What happened during the next few
minutes was a blank. Then Chris found himself
being lifted up the rough granite steps on to the pier,
amidst the cheering of a crowd; and in a hoarse voice
he gasped,
“The lady; is she safe?”
“All right, Mr Lisle, sir,” cried one
of the men. “She’s all square.”
Then a strange voice close to his ear said hastily,
“Yes; all right. You go.”
He did not realise what it meant for
a few moments, but as he was struggling to his feet,
to stand, weak and dripping, in the midst of a pool
of water, the same voice said,
“That’s right, my lad. Carry her
up to my hotel.”
“No, no, my lads,” cried
Chris confusedly to the too willing crowd of fishermen
about him; “I’m all right. I can
walk. Who has my jacket and hat?”
“Here, what’s all this?”
said another voice, as some one came pushing through
the crowd.
“Only a bit of an accident,
sir,” said the same strange voice. “Lady
friend of mine too late for the boat slipped
off the end of the pier.”
“And Mr Chris Lisle saved her, sir.”
“Humph! Whose boat is that Mr
Glyddyr’s?”
“Yes, friend of mine, sir,”
said the same strange voice. “There, don’t
lose time, my lads. Quick, carry her to my hotel.”

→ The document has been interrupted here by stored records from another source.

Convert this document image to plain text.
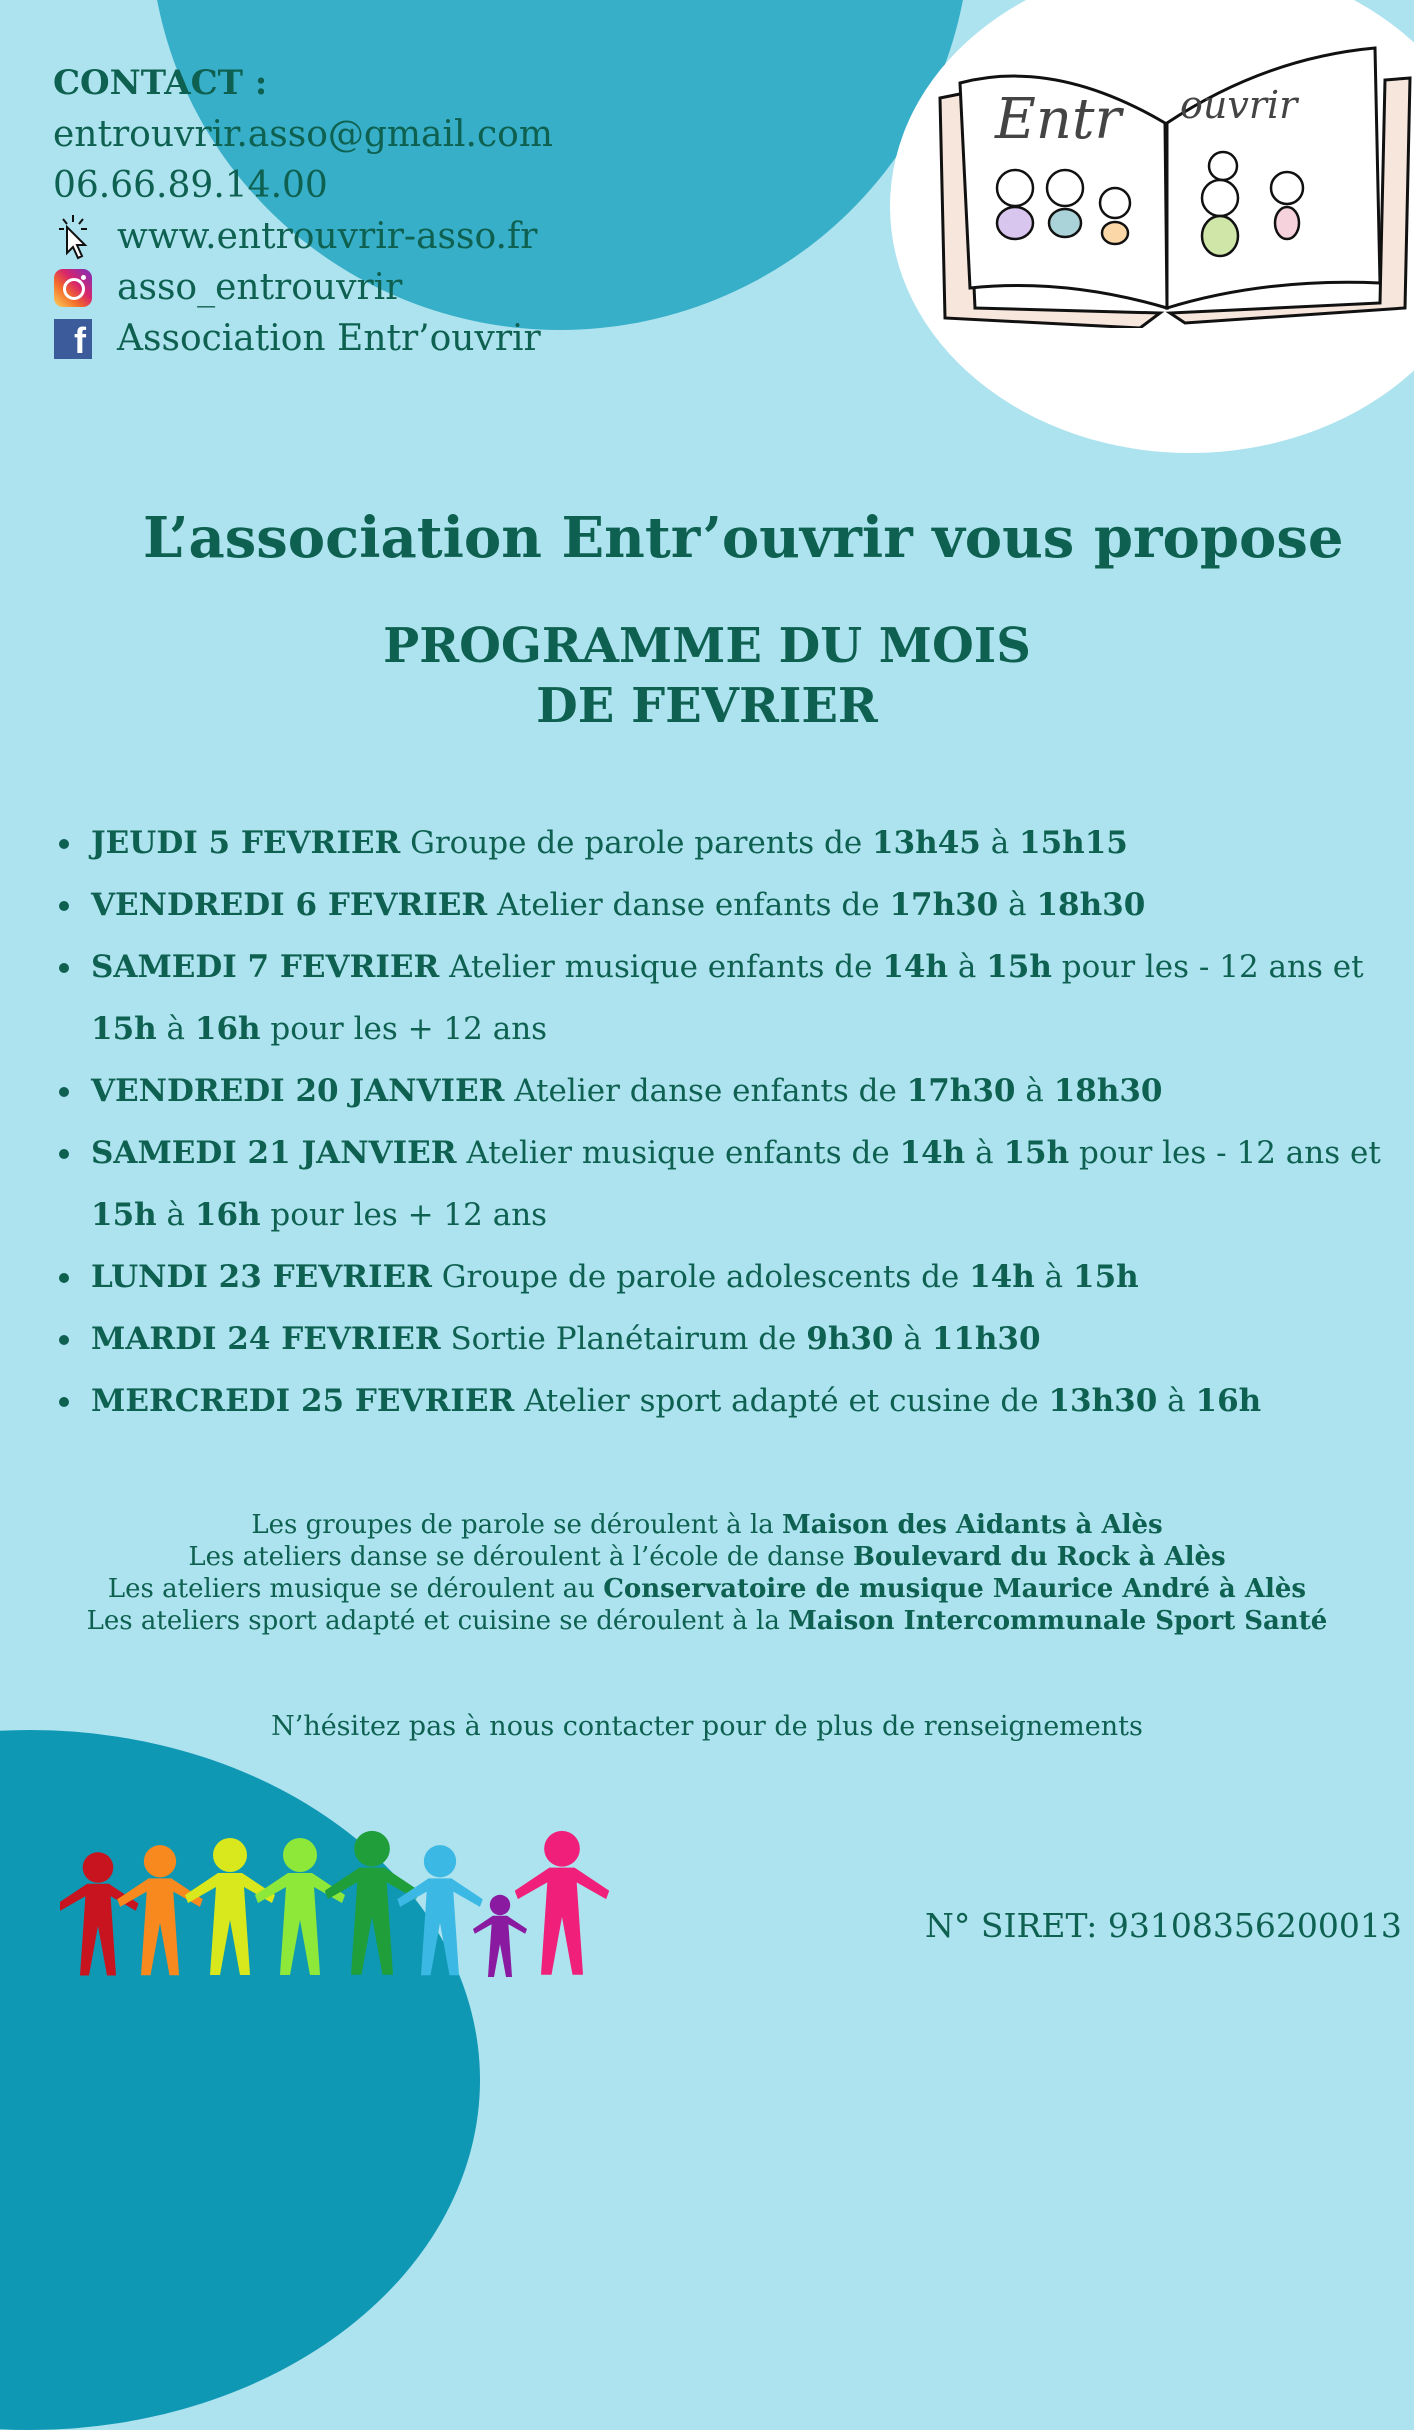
CONTACT :
entrouvrir.asso@gmail.com
06.66.89.14.00
www.entrouvrir-asso.fr
asso_entrouvrir
f Association Entr’ouvrir
Entr ouvrir
L’association Entr’ouvrir vous propose
PROGRAMME DU MOIS
DE FEVRIER
JEUDI 5 FEVRIER Groupe de parole parents de 13h45 à 15h15
VENDREDI 6 FEVRIER Atelier danse enfants de 17h30 à 18h30
SAMEDI 7 FEVRIER Atelier musique enfants de 14h à 15h pour les - 12 ans et 15h à 16h pour les + 12 ans
VENDREDI 20 JANVIER Atelier danse enfants de 17h30 à 18h30
SAMEDI 21 JANVIER Atelier musique enfants de 14h à 15h pour les - 12 ans et 15h à 16h pour les + 12 ans
LUNDI 23 FEVRIER Groupe de parole adolescents de 14h à 15h
MARDI 24 FEVRIER Sortie Planétairum de 9h30 à 11h30
MERCREDI 25 FEVRIER Atelier sport adapté et cusine de 13h30 à 16h
Les groupes de parole se déroulent à la Maison des Aidants à Alès
Les ateliers danse se déroulent à l’école de danse Boulevard du Rock à Alès
Les ateliers musique se déroulent au Conservatoire de musique Maurice André à Alès
Les ateliers sport adapté et cuisine se déroulent à la Maison Intercommunale Sport Santé
N’hésitez pas à nous contacter pour de plus de renseignements
N° SIRET: 93108356200013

“Can I be of any assistance?” said another
voice.
“No, thank you. I can manage.”
“Nonsense, sir; the lady’s
insensible. Asher, you’d better go with
them to the hotel.”
Chris heard no more, but stood looking
confusedly after the crowd following the woman he
had saved, and as he began to recover himself a little
more, he realised that the strange voice was that of
the over-dressed man who had been in Glyddyr’s
boat, and that Gartram and then Doctor Asher had come
down the pier, and had gone back to the cliff road,
while he, though he hardly realised the fact that it
was he so strangely confused he felt was
seated on one of the low stone mooring posts, with
a rough fisherman’s arm about his waist, and
the houses on the cliff and the boats in the harbour
going round and round.
“Come, howd up, brave lad,” said a rough
voice.
“Here, drink a tot o’
this, Master Lisle, sir,” said another, and a
pannikin was held to his lips.
“Seems to me he wants the doctor, too,”
said another.
“Nay, he’ll be all right
directly. That’s it, my lad. That’s
the real stuff to put life into you. Now you
can walk home, can’t you? A good rub and
a run, and you’ll be all right. I’ve
been drownded seven times, I have, and a drop of that
allus brought me to.”
“That’s very strong,”
gasped Chris, as he coughed a little.
“Ay, ’tis,” said
the rough seaman, who had administered the dose.
“It’s stuff as the ’cise forgot
to put the dooty on.”
“I can stand now,” said
Chris, as the sense of confusion and giddiness passed
off; and when he rose to his feet, the first thing
he caught sight of was Glyddyr’s gig, by where
the yacht was moored.
“Who saved me?”
“That gent in Captain Glyddyr’s
boat, my son. Got a howd on you with the boat-hook,
and, my word, he’s given you a fine scrape.
Torn the flannel, too.”
“Thank you, thank you. I can manage now.”
“No, you can’t, sir.
You’re as giddy as a split dog-fish. You
keep a hold on my arm. That’s your sort.
I’ll walk home with you. Very plucky
on you, sir. That gent’s wife, I suppose?”
“Eh? Yes. I don’t know.”
“Didn’t want to be left
behind, I s’pose. Well, all I can say is,
he’d ha’ been a widower if it warn’t
for you.”
By this time they were at the shore
end of the pier, but Chris still felt weak and giddy,
and leaned heavily upon the rough seaman’s arm,
walking slowly homeward, with quite a procession of
blue-jerseyed fishers and sailors behind.
Then, as from out of a mist in front
he caught a gleam of a woman’s dress, and the
blood flushed to his pale face as he saw that Claude
was coming toward him, but stopped short, and it was
Mary Dillon’s hand that was laid upon his arm,
and her voice which was asking how he was.